This came to me earlier today and I need to share my dislike. I remember a particular program I used to have on my Mac that scanned your disk and gave you a report of free space, and where your disk space was going, showing large files, and grouping file types so you can see how big your MP3 collection is.
At some point during the course of development, there was an upgrade to this freeware application, which I dutifully installed looking forward to some random bug fixes I would never encounter.
What I did encounter was that the developer had suddenly decided that he wanted to charge for this application, and so pushed out an update to all versions to make it shareware. So the next time I fired it up, I was prompted for a serial number and asked to purchase a copy of the software.
I’ve got nothing against buying software. I’ve bought a Tiger, Leopard and will buy Snow Leopard, I bought VMWare Fusion cos I had a need for it, and I bought SuperDuper cos it was a great bit of software. But I knew going into that that I’d eventually have to pay for the software. It wasn’t sprung on me.

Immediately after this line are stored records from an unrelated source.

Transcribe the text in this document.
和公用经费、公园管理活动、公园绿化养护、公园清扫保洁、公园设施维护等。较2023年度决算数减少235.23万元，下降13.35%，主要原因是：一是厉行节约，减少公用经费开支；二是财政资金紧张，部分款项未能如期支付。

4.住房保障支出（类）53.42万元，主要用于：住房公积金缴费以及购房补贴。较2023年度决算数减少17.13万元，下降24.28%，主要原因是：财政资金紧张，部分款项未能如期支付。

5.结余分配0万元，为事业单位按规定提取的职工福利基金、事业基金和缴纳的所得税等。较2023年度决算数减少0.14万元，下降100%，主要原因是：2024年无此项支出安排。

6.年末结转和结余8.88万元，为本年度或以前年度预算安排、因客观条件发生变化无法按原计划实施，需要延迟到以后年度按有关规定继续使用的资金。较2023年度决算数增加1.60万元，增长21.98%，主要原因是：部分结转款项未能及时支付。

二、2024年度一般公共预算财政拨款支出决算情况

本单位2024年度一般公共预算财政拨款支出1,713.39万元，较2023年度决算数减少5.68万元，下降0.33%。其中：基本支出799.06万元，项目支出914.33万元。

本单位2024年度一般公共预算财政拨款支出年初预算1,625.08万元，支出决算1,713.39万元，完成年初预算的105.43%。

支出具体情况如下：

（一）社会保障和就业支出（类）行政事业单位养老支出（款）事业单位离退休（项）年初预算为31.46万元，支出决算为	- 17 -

I do have something against being forced to pay for something which I was previously getting for free, just cos the dev had a change of heart. Especially to do it in such a sneaky way as a software update. If you want to charge for your product, then release a new paid only version, stop development and updating the old version, and do a clean cut over. Offer new features and support for the product, but don’t sneak in through the backdoor and demand money.